As she talked the memories came flooding back for Lane. Her days as a little girl with her sister and brother are vivid in her mind.
“We lived in the country and we played in the yard all the time,” she said. “I made a playhouse and I helped my Dad plant his garden. He always had a garden. And we’d always go to the beach.”
She recalled those trips to the beach were nerve wracking.
“We’d load up the car and head out. You could only get to the beach by crossing an old wooden bridge in Clearwater. I don’t think any of the wood was nailed down. By the time you got there it seemed as if you had been through a storm.”
“We kept an old car just for those trips because after a day in the water our wet bathing suits would have ruined the upholstery in our good car,” she said
Since those days Lane has seen many things change, some good, some not so good.
“Times have changed radically and needless to say not always for the best in my opinion,” she said. “Things are going on all over the world that have people showing disrespect for other people. It has gotten out of control. I never thought I’d ever see the day when a child would walk into a school with a gun and start mowing people down. I never thought I’d ever see that sort of thing. I call it deterioration.”
Yet, there were good changes over the years, especially for a 100 year old.
“Little things like a washing machine and a dryer,” she said. “And stoves. You don’t have to cut wood anymore; everything is right at your fingertips. You have instant heat and can cook and bake right away. That has been a big improvement for the home mother. I can remember my mother having to heat up the stove in the early afternoon to get dinner ready for 5:30.”
Then there was the advent of television.
“When that first came out we’d have TV parties for people who didn’t have one,” she said. “It was really something to see. I remember the old show One Man’s Family; there was a new chapter every day.”
Lane says she is fortunate that her health has held up over the years. In fact until a recent diagnosis with a heart issue she rarely had a problem.
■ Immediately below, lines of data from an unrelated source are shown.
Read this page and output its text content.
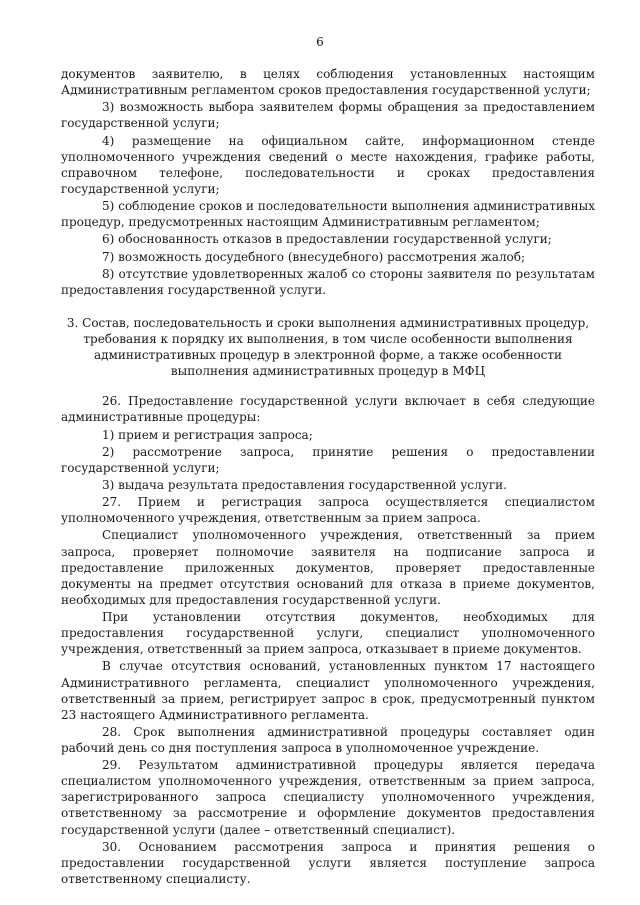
6

документов заявителю, в целях соблюдения установленных настоящим Административным регламентом сроков предоставления государственной услуги;

3) возможность выбора заявителем формы обращения за предоставлением государственной услуги;

4) размещение на официальном сайте, информационном стенде уполномоченного учреждения сведений о месте нахождения, графике работы, справочном телефоне, последовательности и сроках предоставления государственной услуги;

5) соблюдение сроков и последовательности выполнения административных процедур, предусмотренных настоящим Административным регламентом;

6) обоснованность отказов в предоставлении государственной услуги;

7) возможность досудебного (внесудебного) рассмотрения жалоб;

8) отсутствие удовлетворенных жалоб со стороны заявителя по результатам предоставления государственной услуги.

3. Состав, последовательность и сроки выполнения административных процедур, требования к порядку их выполнения, в том числе особенности выполнения административных процедур в электронной форме, а также особенности выполнения административных процедур в МФЦ

26. Предоставление государственной услуги включает в себя следующие административные процедуры:

1) прием и регистрация запроса;

2) рассмотрение запроса, принятие решения о предоставлении государственной услуги;

3) выдача результата предоставления государственной услуги.

27. Прием и регистрация запроса осуществляется специалистом уполномоченного учреждения, ответственным за прием запроса.

Специалист уполномоченного учреждения, ответственный за прием запроса, проверяет полномочие заявителя на подписание запроса и предоставление приложенных документов, проверяет предоставленные документы на предмет отсутствия оснований для отказа в приеме документов, необходимых для предоставления государственной услуги.

При установлении отсутствия документов, необходимых для предоставления государственной услуги, специалист уполномоченного учреждения, ответственный за прием запроса, отказывает в приеме документов.

В случае отсутствия оснований, установленных пунктом 17 настоящего Административного регламента, специалист уполномоченного учреждения, ответственный за прием, регистрирует запрос в срок, предусмотренный пунктом 23 настоящего Административного регламента.

28. Срок выполнения административной процедуры составляет один рабочий день со дня поступления запроса в уполномоченное учреждение.

29. Результатом административной процедуры является передача специалистом уполномоченного учреждения, ответственным за прием запроса, зарегистрированного запроса специалисту уполномоченного учреждения, ответственному за рассмотрение и оформление документов предоставления государственной услуги (далее – ответственный специалист).

30. Основанием рассмотрения запроса и принятия решения о предоставлении государственной услуги является поступление запроса ответственному специалисту.
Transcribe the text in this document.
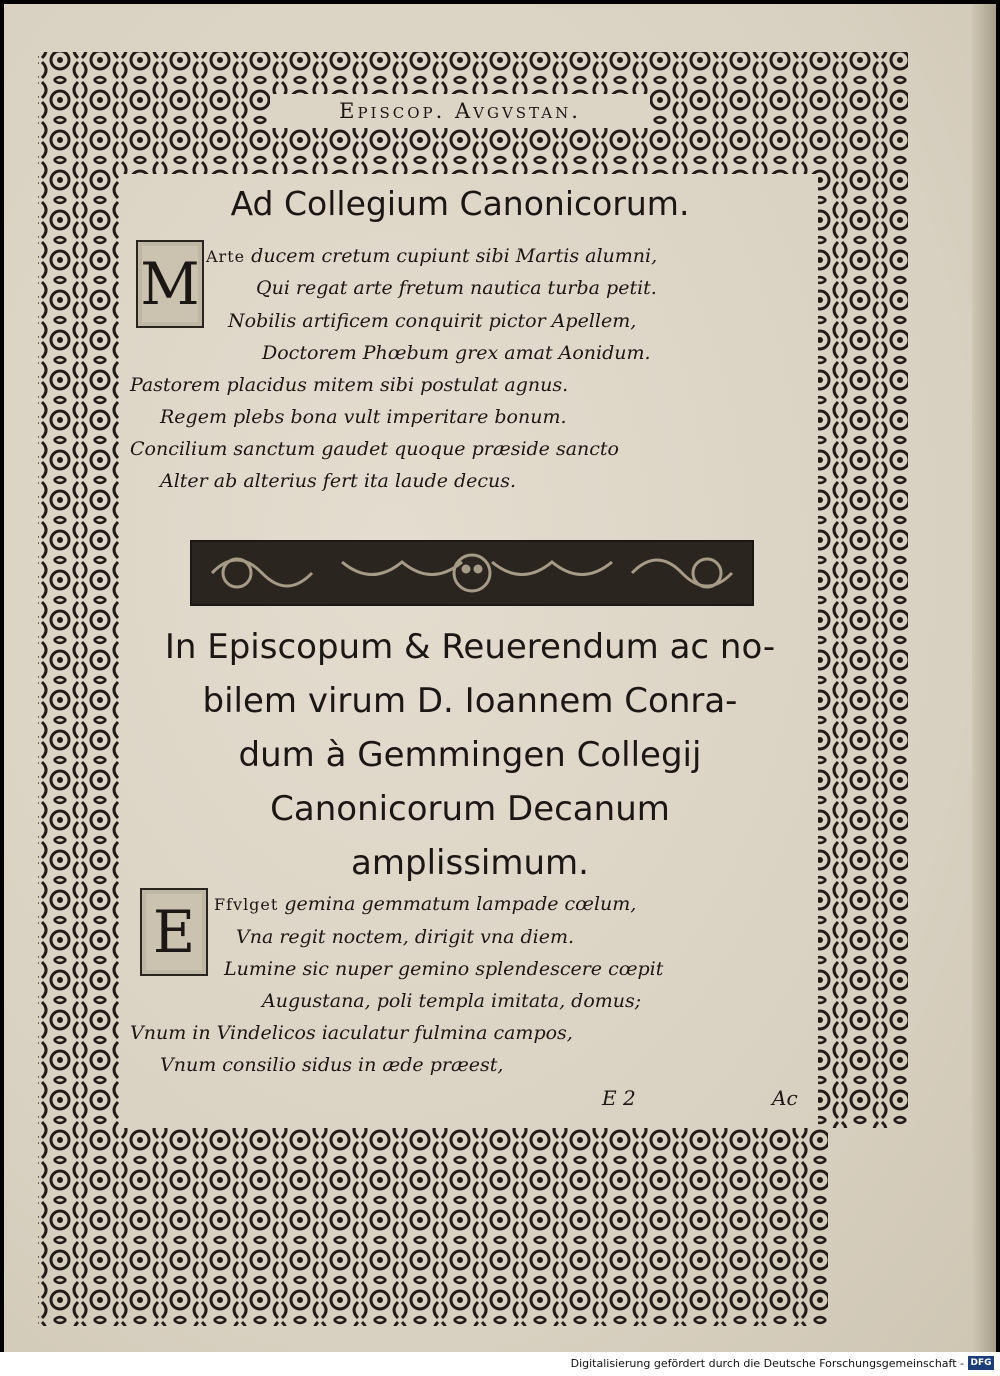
Episcop. Avgvstan.
Ad Collegium Canonicorum.
M Arte ducem cretum cupiunt sibi Martis alumni,
Qui regat arte fretum nautica turba petit.
Nobilis artificem conquirit pictor Apellem,
Doctorem Phœbum grex amat Aonidum.
Pastorem placidus mitem sibi postulat agnus.
Regem plebs bona vult imperitare bonum.
Concilium sanctum gaudet quoque præside sancto
Alter ab alterius fert ita laude decus.
In Episcopum & Reuerendum ac no-
bilem virum D. Ioannem Conra-
dum à Gemmingen Collegij
Canonicorum Decanum
amplissimum.
E	Ffvlget gemina gemmatum lampade cœlum,
Vna regit noctem, dirigit vna diem.
Lumine sic nuper gemino splendescere cœpit
Augustana, poli templa imitata, domus;
Vnum in Vindelicos iaculatur fulmina campos,
Vnum consilio sidus in æde præest,
E 2	Ac
Digitalisierung gefördert durch die Deutsche Forschungsgemeinschaft - DFG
“No I have to take some medication which I resent,” she said. “I never even took an aspirin until I was 50 years old.”
Belleair former Director of Special Events Sara Borger is among the people Lane calls her friends. Borger said she is an amazing woman.
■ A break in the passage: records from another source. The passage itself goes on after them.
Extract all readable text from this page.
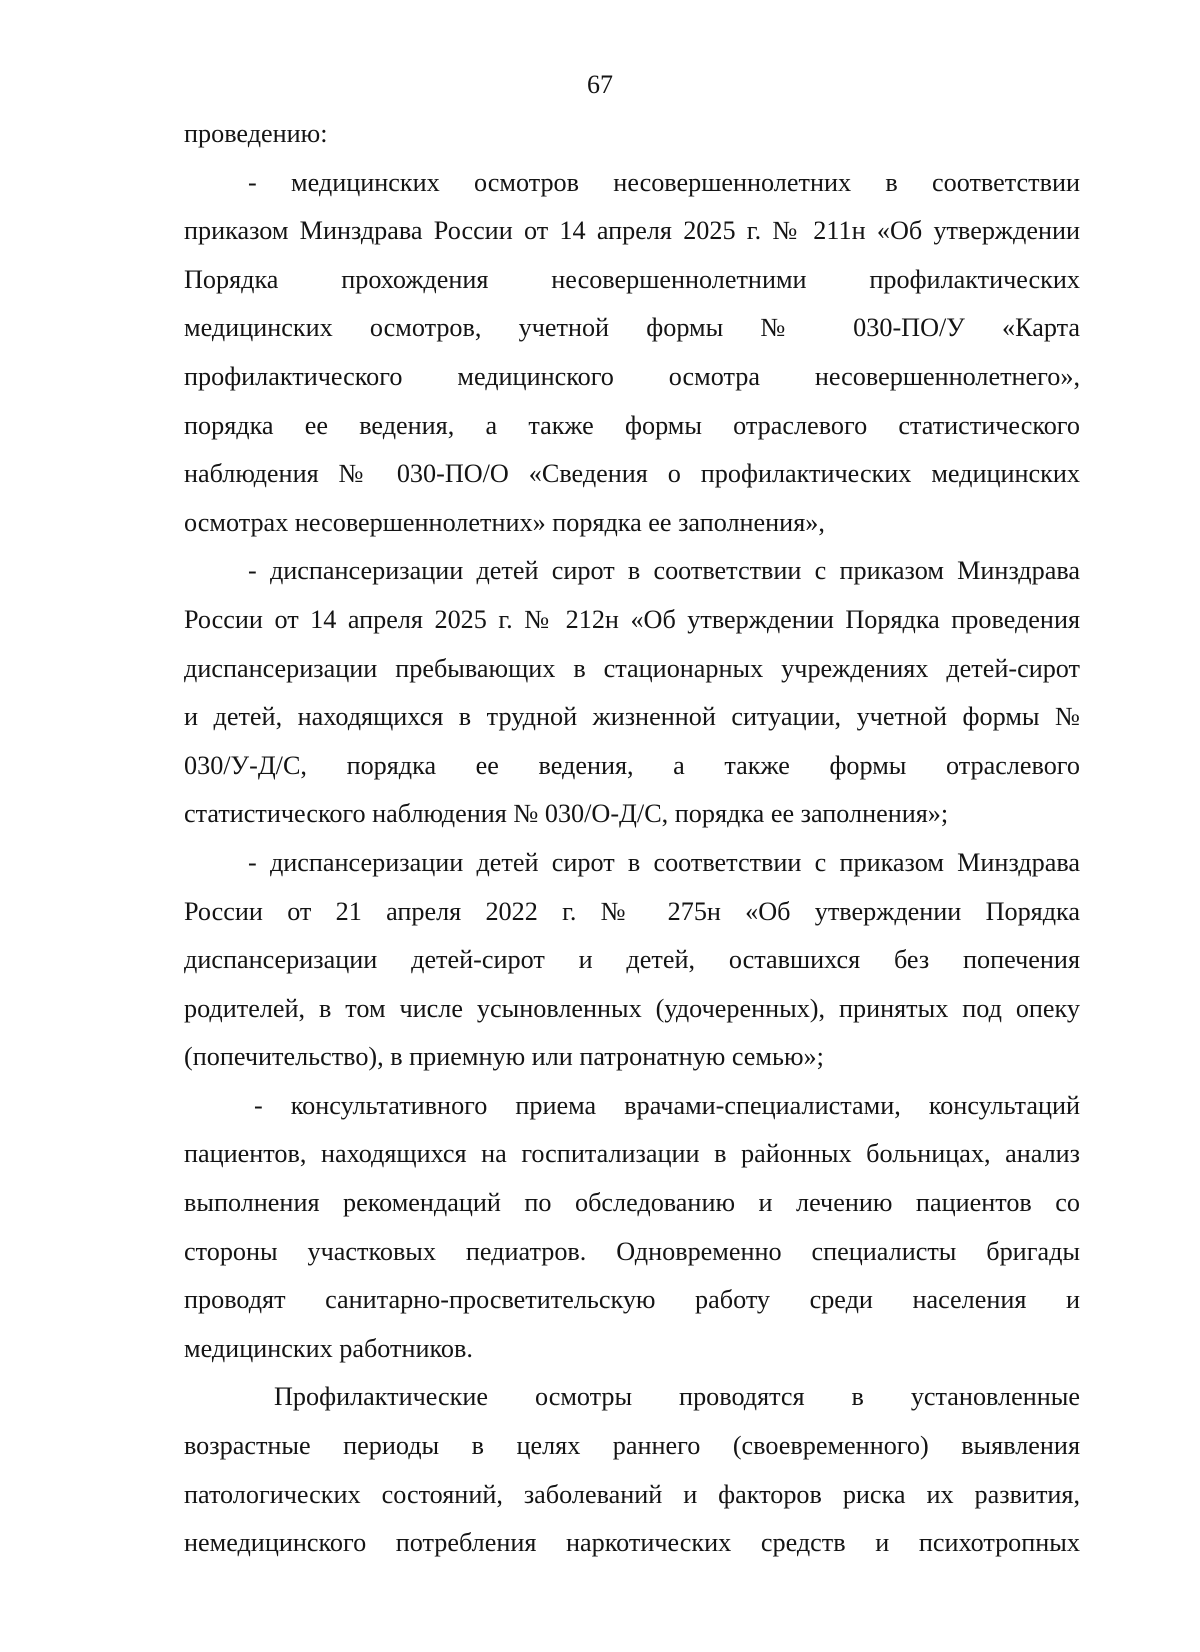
67
проведению:
- медицинских осмотров несовершеннолетних в соответствии
приказом Минздрава России от 14 апреля 2025 г. № 211н «Об утверждении
Порядка прохождения несовершеннолетними профилактических
медицинских осмотров, учетной формы № 030-ПО/У «Карта
профилактического медицинского осмотра несовершеннолетнего»,
порядка ее ведения, а также формы отраслевого статистического
наблюдения № 030-ПО/О «Сведения о профилактических медицинских
осмотрах несовершеннолетних» порядка ее заполнения»,
- диспансеризации детей сирот в соответствии с приказом Минздрава
России от 14 апреля 2025 г. № 212н «Об утверждении Порядка проведения
диспансеризации пребывающих в стационарных учреждениях детей-сирот
и детей, находящихся в трудной жизненной ситуации, учетной формы №
030/У-Д/С, порядка ее ведения, а также формы отраслевого
статистического наблюдения № 030/О-Д/С, порядка ее заполнения»;
- диспансеризации детей сирот в соответствии с приказом Минздрава
России от 21 апреля 2022 г. № 275н «Об утверждении Порядка
диспансеризации детей-сирот и детей, оставшихся без попечения
родителей, в том числе усыновленных (удочеренных), принятых под опеку
(попечительство), в приемную или патронатную семью»;
- консультативного приема врачами-специалистами, консультаций
пациентов, находящихся на госпитализации в районных больницах, анализ
выполнения рекомендаций по обследованию и лечению пациентов со
стороны участковых педиатров. Одновременно специалисты бригады
проводят санитарно-просветительскую работу среди населения и
медицинских работников.
Профилактические осмотры проводятся в установленные
возрастные периоды в целях раннего (своевременного) выявления
патологических состояний, заболеваний и факторов риска их развития,
немедицинского потребления наркотических средств и психотропных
“She is so cool. She is a Southern lady with all the qualities of a Southern lady,” she said. “She has been a hard working woman all her life. She was really before her time. She is fun to be around and is funny; she has a good sense of humor.”
Borger and her family met Lane 12 years ago and says it was special.
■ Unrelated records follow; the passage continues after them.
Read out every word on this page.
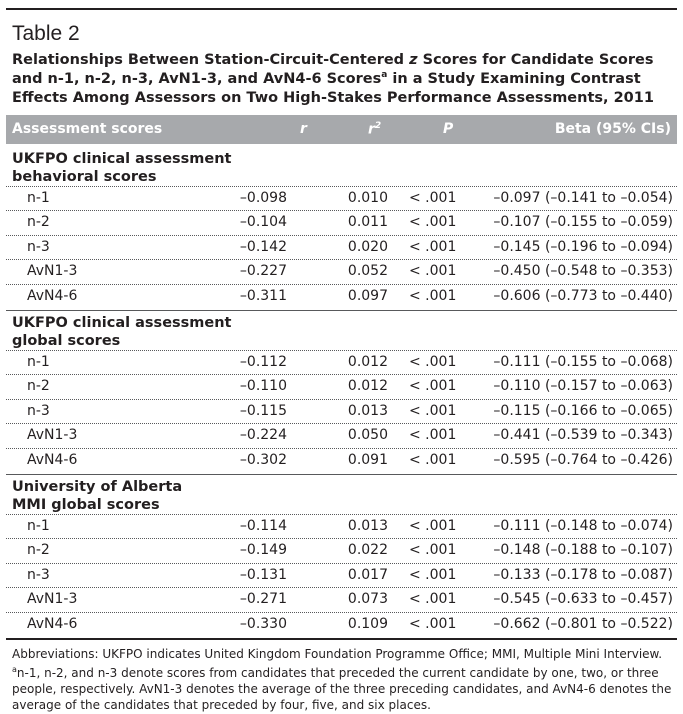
Table 2
Relationships Between Station-Circuit-Centered z Scores for Candidate Scores and n-1, n-2, n-3, AvN1-3, and AvN4-6 Scores$^a$ in a Study Examining Contrast Effects Among Assessors on Two High-Stakes Performance Assessments, 2011
Assessment scores	r	$r^2$	P	Beta (95% CIs)
UKFPO clinical assessment
behavioral scores
n-1	–0.098	0.010 < .001	–0.097 (–0.141 to –0.054)
n-2	–0.104	0.011 < .001	–0.107 (–0.155 to –0.059)
n-3	–0.142	0.020 < .001	–0.145 (–0.196 to –0.094)
AvN1-3	–0.227	0.052 < .001	–0.450 (–0.548 to –0.353)
AvN4-6	–0.311	0.097 < .001	–0.606 (–0.773 to –0.440)
UKFPO clinical assessment
global scores
n-1	–0.112	0.012 < .001	–0.111 (–0.155 to –0.068)
n-2	–0.110	0.012 < .001	–0.110 (–0.157 to –0.063)
n-3	–0.115	0.013 < .001	–0.115 (–0.166 to –0.065)
AvN1-3	–0.224	0.050 < .001	–0.441 (–0.539 to –0.343)
AvN4-6	–0.302	0.091 < .001	–0.595 (–0.764 to –0.426)
University of Alberta
MMI global scores
n-1	–0.114	0.013 < .001	–0.111 (–0.148 to –0.074)
n-2	–0.149	0.022 < .001	–0.148 (–0.188 to –0.107)
n-3	–0.131	0.017 < .001	–0.133 (–0.178 to –0.087)
AvN1-3	–0.271	0.073 < .001	–0.545 (–0.633 to –0.457)
AvN4-6	–0.330	0.109 < .001	–0.662 (–0.801 to –0.522)
Abbreviations: UKFPO indicates United Kingdom Foundation Programme Office; MMI, Multiple Mini Interview.
$^a$n-1, n-2, and n-3 denote scores from candidates that preceded the current candidate by one, two, or three people, respectively. AvN1-3 denotes the average of the three preceding candidates, and AvN4-6 denotes the average of the candidates that preceded by four, five, and six places.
“She is a total friend of mine,” she said. “She is tons of laughs and has been a great addition to my family’s life. I like to be around her. She is always giving out little tidbits of wisdom.”
Among those tidbits is advice for young people, advice Lane is very clear about.
“Get all the education you possibly can,” she said. “Get it in a field that is constantly improving so you can grow with the job.”
Another tidbit is how to limit the amount of stress in one’s everyday life.
“I was fortunate I married a banker,” said Lane. “His statement was anything worth doing could be done by midnight. So we kept reasonable hours and got lots of rest to tackle whatever jobs there were the next day.”
That, she said, pretty much sums up how she has managed to live to be 100.
“Eat properly and get enough rest,” she said. “And I never smoked or drank.”